Why Knowing The Science Behind A Flower Makes It More Beautiful


If you have a love of science, particularly physics, you owe it to yourself to hunt down a book or a lecture by Richard Feynman. A brilliant theoretical physicist whose career included work on the original atomic bomb, Feynman eschewed the nerdy scientist stereotype, and nowhere is that more apparent than his musings on a simple flower.

Fraser Davidson has created a beautiful animation to accompany this clip from a 1981 BBC documentary on Feynman, where he explains that a scientist can actually see far more beauty in a simple flower knowing its intricate inner workings.

I have a friend who’s an artist and has sometimes taken a view which I don’t agree with very well. He’ll hold up a flower and say “look how beautiful it is,” and I’ll agree. Then he says “I as an artist can see how beautiful this is but you as a scientist take this all apart and it becomes a dull thing,” and I think that he’s kind of nutty. First of all, the beauty that he sees is available to other people and to me too, I believe…
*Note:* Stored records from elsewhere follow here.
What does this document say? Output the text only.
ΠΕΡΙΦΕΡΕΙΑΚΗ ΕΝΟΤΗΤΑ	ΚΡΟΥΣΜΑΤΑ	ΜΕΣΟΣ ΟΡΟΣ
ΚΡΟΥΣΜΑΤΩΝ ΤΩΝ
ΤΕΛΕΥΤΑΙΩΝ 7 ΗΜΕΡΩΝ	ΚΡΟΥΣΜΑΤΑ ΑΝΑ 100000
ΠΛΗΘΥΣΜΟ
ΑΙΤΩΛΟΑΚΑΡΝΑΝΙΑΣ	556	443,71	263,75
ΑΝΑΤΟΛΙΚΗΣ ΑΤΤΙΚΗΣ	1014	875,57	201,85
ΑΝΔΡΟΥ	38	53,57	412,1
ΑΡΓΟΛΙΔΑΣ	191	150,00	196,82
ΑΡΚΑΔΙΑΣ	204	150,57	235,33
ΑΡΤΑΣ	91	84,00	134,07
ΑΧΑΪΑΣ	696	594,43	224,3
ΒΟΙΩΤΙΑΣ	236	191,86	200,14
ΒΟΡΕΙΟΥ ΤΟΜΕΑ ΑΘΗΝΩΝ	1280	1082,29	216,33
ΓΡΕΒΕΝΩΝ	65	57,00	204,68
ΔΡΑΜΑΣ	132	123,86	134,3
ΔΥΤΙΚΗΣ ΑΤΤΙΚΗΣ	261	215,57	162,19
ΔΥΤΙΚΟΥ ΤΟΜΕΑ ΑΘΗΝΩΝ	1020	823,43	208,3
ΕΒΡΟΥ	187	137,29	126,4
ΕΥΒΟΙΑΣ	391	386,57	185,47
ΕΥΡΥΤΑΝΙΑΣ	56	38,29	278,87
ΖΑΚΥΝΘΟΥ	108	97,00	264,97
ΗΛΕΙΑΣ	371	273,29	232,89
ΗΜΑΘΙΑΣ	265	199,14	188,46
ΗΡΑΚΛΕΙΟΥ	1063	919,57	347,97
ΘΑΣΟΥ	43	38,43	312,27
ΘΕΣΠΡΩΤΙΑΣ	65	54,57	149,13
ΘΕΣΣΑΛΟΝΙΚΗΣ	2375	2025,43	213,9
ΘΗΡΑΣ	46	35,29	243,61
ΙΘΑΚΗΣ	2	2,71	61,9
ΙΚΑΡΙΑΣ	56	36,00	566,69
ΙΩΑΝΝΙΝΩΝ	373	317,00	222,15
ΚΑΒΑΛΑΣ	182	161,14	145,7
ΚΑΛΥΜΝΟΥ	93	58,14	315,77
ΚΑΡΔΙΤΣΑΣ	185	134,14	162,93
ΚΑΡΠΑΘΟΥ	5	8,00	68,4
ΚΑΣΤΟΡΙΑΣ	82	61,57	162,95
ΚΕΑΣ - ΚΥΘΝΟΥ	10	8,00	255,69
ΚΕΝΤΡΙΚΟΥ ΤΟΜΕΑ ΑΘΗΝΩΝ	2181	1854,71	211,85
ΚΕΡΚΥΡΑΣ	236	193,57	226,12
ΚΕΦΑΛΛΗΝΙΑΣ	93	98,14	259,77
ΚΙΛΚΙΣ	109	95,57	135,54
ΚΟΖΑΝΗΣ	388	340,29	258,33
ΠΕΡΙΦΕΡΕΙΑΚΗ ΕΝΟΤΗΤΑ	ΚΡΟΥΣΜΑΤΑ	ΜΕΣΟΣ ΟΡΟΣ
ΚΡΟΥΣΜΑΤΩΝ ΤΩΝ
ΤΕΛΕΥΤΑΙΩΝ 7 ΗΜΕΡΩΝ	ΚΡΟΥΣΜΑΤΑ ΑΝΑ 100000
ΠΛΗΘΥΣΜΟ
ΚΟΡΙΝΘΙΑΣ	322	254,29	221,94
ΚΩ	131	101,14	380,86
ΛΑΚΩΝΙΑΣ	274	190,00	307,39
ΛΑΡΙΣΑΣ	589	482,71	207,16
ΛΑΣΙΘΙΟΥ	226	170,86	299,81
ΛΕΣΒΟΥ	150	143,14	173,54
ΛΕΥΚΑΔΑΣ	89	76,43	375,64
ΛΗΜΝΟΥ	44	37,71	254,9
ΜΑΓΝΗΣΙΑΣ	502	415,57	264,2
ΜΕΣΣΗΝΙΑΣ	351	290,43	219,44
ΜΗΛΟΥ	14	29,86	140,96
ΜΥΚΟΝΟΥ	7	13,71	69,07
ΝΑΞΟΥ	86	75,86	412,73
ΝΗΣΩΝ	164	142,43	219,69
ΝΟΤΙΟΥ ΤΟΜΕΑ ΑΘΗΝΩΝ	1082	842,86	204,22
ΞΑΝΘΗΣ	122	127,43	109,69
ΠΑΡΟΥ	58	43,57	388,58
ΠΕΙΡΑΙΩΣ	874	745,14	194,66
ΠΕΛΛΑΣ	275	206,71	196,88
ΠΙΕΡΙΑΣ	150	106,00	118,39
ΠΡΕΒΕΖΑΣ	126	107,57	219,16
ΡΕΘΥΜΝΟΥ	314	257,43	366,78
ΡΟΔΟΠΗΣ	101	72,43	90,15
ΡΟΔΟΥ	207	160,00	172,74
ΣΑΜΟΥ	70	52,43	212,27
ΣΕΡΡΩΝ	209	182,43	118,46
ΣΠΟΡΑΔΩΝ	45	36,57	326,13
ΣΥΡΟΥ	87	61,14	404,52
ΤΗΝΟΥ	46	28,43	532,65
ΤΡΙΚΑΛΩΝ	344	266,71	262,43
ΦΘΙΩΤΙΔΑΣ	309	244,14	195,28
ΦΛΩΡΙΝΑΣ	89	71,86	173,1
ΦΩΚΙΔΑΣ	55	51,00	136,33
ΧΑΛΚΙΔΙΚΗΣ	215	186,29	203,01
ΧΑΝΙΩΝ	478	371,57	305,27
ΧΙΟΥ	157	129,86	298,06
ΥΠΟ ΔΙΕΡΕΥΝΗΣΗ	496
I can appreciate the beauty of a flower. At the same time, I see much more about the flower than he sees. I could imagine the cells in there, the complicated actions inside, which also have a beauty. I mean it’s not just beauty at this dimension, at one centimeter; there’s also beauty at smaller dimensions, the inner structure, also the processes. The fact that the colours in the flower evolved in order to attract insects to pollinate it is interesting; it means that insects can see the colour. It adds a question: does this aesthetic sense also exist in the lower forms? Why is it aesthetic? All kinds of interesting questions which the science knowledge only adds to the excitement, the mystery and the awe of a flower. It only adds. I don’t understand how it subtracts.